Three results. Never in Amur, Siberia; Never Delay, Belize, in Mexico; and the Never Sumner Mountains in Colorado. Siberia was right out. Mexico and Colorado were possibilities, but only if he’d been double-dealing back then, and she found it hard enough to accept that he was double-dealing now.

She searched her memory for the reference. Peter Pan. Never Never Land was supposed to be an island of some sort anyway.

She checked her watch, ten minutes left on the terminal.

“Second star on the right...” Staring at the watch’s face till the hands blurred before her eyes. “And straight on till morning.”

She typed in another entry and got a Peter Pan Park in Emporia, Kansas.

I’m going insane. Comet tails...

A smile dawned on her face and she typed in one last name.

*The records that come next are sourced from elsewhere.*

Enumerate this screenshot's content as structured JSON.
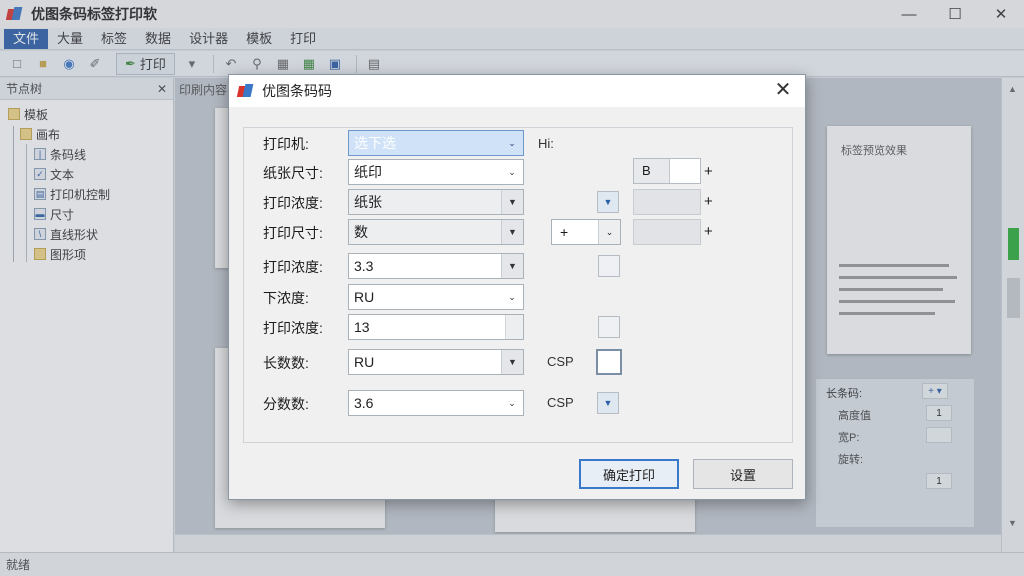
{
  "app": {
    "title": "优图条码标签打印软",
    "window_controls": [
      "—",
      "☐",
      "✕"
    ]
  },
  "menubar": {
    "items": [
      "文件",
      "大量",
      "标签",
      "数据",
      "设计器",
      "模板",
      "打印"
    ]
  },
  "toolbar": {
    "print_label": "打印"
  },
  "left_panel": {
    "title": "节点树",
    "close": "✕",
    "tree": [
      {
        "label": "模板",
        "icon": "folder-icon"
      },
      {
        "label": "画布",
        "icon": "folder-icon"
      },
      {
        "label": "条码线",
        "icon": "barcode-icon"
      },
      {
        "label": "文本",
        "icon": "checkbox-icon"
      },
      {
        "label": "打印机控制",
        "icon": "printer-icon"
      },
      {
        "label": "尺寸",
        "icon": "ruler-icon"
      },
      {
        "label": "直线形状",
        "icon": "line-icon"
      },
      {
        "label": "图形项",
        "icon": "shape-icon"
      }
    ]
  },
  "workarea": {
    "tab": "印刷内容",
    "preview_title": "标签预览效果",
    "props": {
      "title": "长条码:",
      "rows": [
        "高度值",
        "宽P:",
        "旋转:"
      ],
      "values": [
        "1",
        "",
        "1"
      ]
    }
  },
  "statusbar": {
    "text": "就绪"
  },
  "dialog": {
    "title": "优图条码码",
    "close": "✕",
    "fields": [
      {
        "label": "打印机:",
        "value": "选下选",
        "selected": true
      },
      {
        "label": "纸张尺寸:",
        "value": "纸印"
      },
      {
        "label": "打印浓度:",
        "value": "纸张"
      },
      {
        "label": "打印尺寸:",
        "value": "数"
      },
      {
        "label": "打印浓度:",
        "value": "3.3"
      },
      {
        "label": "下浓度:",
        "value": "RU"
      },
      {
        "label": "打印浓度:",
        "value": "13"
      },
      {
        "label": "长数数:",
        "value": "RU"
      },
      {
        "label": "分数数:",
        "value": "3.6"
      }
    ],
    "hint_unit": "Hi:",
    "size_b": "B",
    "combo_plus": "+",
    "plus_sign": "+",
    "sp_unit_1": "CSP",
    "sp_unit_2": "CSP",
    "buttons": {
      "ok": "确定打印",
      "cancel": "设置"
    }
  }
}
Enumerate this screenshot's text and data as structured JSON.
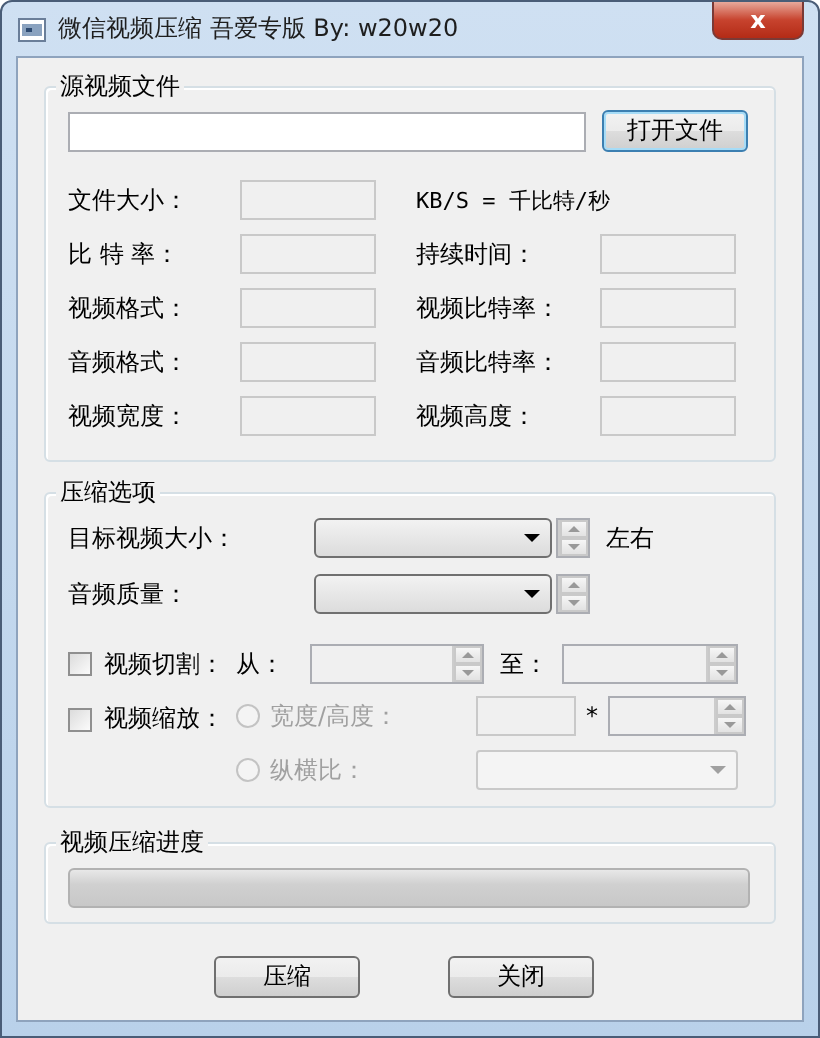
{
  "window": {
    "title": "微信视频压缩  吾爱专版 By: w20w20",
    "close": "x"
  },
  "source": {
    "title": "源视频文件",
    "open_button": "打开文件",
    "info_rows": [
      {
        "left": {
          "label": "文件大小："
        },
        "right": {
          "kind": "note",
          "label": "KB/S = 千比特/秒"
        }
      },
      {
        "left": {
          "label": "比 特 率："
        },
        "right": {
          "kind": "field",
          "label": "持续时间："
        }
      },
      {
        "left": {
          "label": "视频格式："
        },
        "right": {
          "kind": "field",
          "label": "视频比特率："
        }
      },
      {
        "left": {
          "label": "音频格式："
        },
        "right": {
          "kind": "field",
          "label": "音频比特率："
        }
      },
      {
        "left": {
          "label": "视频宽度："
        },
        "right": {
          "kind": "field",
          "label": "视频高度："
        }
      }
    ]
  },
  "compression": {
    "title": "压缩选项",
    "target_size": {
      "label": "目标视频大小：",
      "unit": "左右"
    },
    "audio_quality": {
      "label": "音频质量："
    },
    "cut": {
      "label": "视频切割：",
      "checked": false,
      "from_label": "从：",
      "to_label": "至："
    },
    "scale": {
      "label": "视频缩放：",
      "checked": false,
      "separator": "*",
      "options": [
        {
          "kind": "size",
          "label": "宽度/高度：",
          "selected": false,
          "disabled": true
        },
        {
          "kind": "ratio",
          "label": "纵横比：",
          "selected": false,
          "disabled": true
        }
      ]
    }
  },
  "progress": {
    "title": "视频压缩进度",
    "level": 0
  },
  "buttons": [
    "压缩",
    "关闭"
  ]
}
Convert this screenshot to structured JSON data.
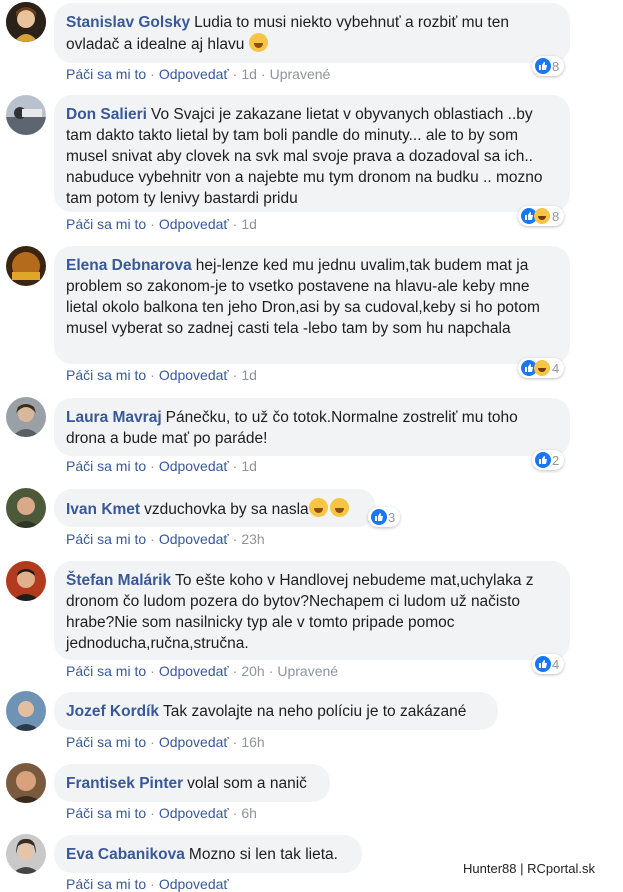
{
  "actions": {
    "like": "Páči sa mi to",
    "reply": "Odpovedať",
    "edited": "Upravené"
  },
  "comments": [
    {
      "author": "Stanislav Golsky",
      "text": "Ludia to musi niekto vybehnuť a rozbiť mu ten ovladač a idealne aj hlavu",
      "time": "1d",
      "edited": true,
      "reactions": "8",
      "reaction_types": [
        "like"
      ]
    },
    {
      "author": "Don Salieri",
      "text": "Vo Svajci je zakazane lietat v obyvanych oblastiach ..by tam dakto takto lietal by tam boli pandle do minuty... ale to by som musel snivat aby clovek na svk mal svoje prava a dozadoval sa ich.. nabuduce vybehnitr von a najebte mu tym dronom na budku .. mozno tam potom ty lenivy bastardi pridu",
      "time": "1d",
      "edited": false,
      "reactions": "8",
      "reaction_types": [
        "like",
        "haha"
      ]
    },
    {
      "author": "Elena Debnarova",
      "text": "hej-lenze ked mu jednu uvalim,tak budem mat ja problem so zakonom-je to vsetko postavene na hlavu-ale keby mne lietal okolo balkona ten jeho Dron,asi by sa cudoval,keby si ho potom musel vyberat so zadnej casti tela -lebo tam by som hu napchala",
      "time": "1d",
      "edited": false,
      "reactions": "4",
      "reaction_types": [
        "like",
        "haha"
      ]
    },
    {
      "author": "Laura Mavraj",
      "text": "Pánečku, to už čo totok.Normalne zostreliť mu toho drona a bude mať po paráde!",
      "time": "1d",
      "edited": false,
      "reactions": "2",
      "reaction_types": [
        "like"
      ]
    },
    {
      "author": "Ivan Kmet",
      "text": "vzduchovka by sa nasla",
      "time": "23h",
      "edited": false,
      "reactions": "3",
      "reaction_types": [
        "like"
      ]
    },
    {
      "author": "Štefan Malárik",
      "text": "To ešte koho v Handlovej nebudeme mat,uchylaka z dronom čo ludom pozera do bytov?Nechapem ci ludom už načisto hrabe?Nie som nasilnicky typ ale v tomto pripade pomoc jednoducha,ručna,stručna.",
      "time": "20h",
      "edited": true,
      "reactions": "4",
      "reaction_types": [
        "like"
      ]
    },
    {
      "author": "Jozef Kordík",
      "text": "Tak zavolajte na neho políciu je to zakázané",
      "time": "16h",
      "edited": false,
      "reactions": "",
      "reaction_types": []
    },
    {
      "author": "Frantisek Pinter",
      "text": "volal som a nanič",
      "time": "6h",
      "edited": false,
      "reactions": "",
      "reaction_types": []
    },
    {
      "author": "Eva Cabanikova",
      "text": "Mozno si len tak lieta.",
      "time": "",
      "edited": false,
      "reactions": "",
      "reaction_types": []
    }
  ],
  "watermark": "Hunter88 | RCportal.sk",
  "colors": {
    "link": "#385898",
    "bubble": "#f2f3f5",
    "meta": "#90949c",
    "like": "#1877f2"
  },
  "icons": [
    "like-icon",
    "haha-icon",
    "smile-emoji-icon",
    "laugh-emoji-icon"
  ]
}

“Morning Star” yielded nine results: one in Western Cape, South Afrika; the rest on American soil. There were two Morning Stars in North Carolina and another in Virginia and Mississippi. Four in Arkansas... She did a county search and came up with Garland, Greene, Phillips and Searcy. She wrote the names down in her notes. She looked up to see the operator beaming down at her.

“Found what you were after?”

The interrogation room, aka “the Box”, took up a small corner of the floor. The rest of the room was partitioned off with low felt-lined dividers that might occasionally provide an agent with the illusion of privacy. A red light above the Box’s door indicated that the room was in use. Malcolm made her way to the observation room next door.

“’Scuse me, sister. You lost?” An agent stepped up and took her arm firmly at the elbow. His jacket was off and his Colt slapped against his shirt within its holster.

She freed her arm with a deft motion and flashed her badge. She gave him her sweetest smile. “Get me a coffee, black and strong. One sugar. If anyone has updates on the wreck, I’ll be in the obs room or the Box.”

There was a murmur of laughter from the adjacent cubicles and the agent moved off sheepishly.

There were two more agents in the obs room. She showed them her badge before either could open his mouth and waited for them to leave.

On the other side of the two-way mirror, a man sat in the facing chair with his head slumped to the table on folded arms. His head was heavily bandaged. Tufts of singed brown hair protruded from gaps where the dressing had come loose. She watched as one of his hands snaked across the table to a bottle. He poured into a glass with shaking hands, downed the shot, and let his head fall back on his arms.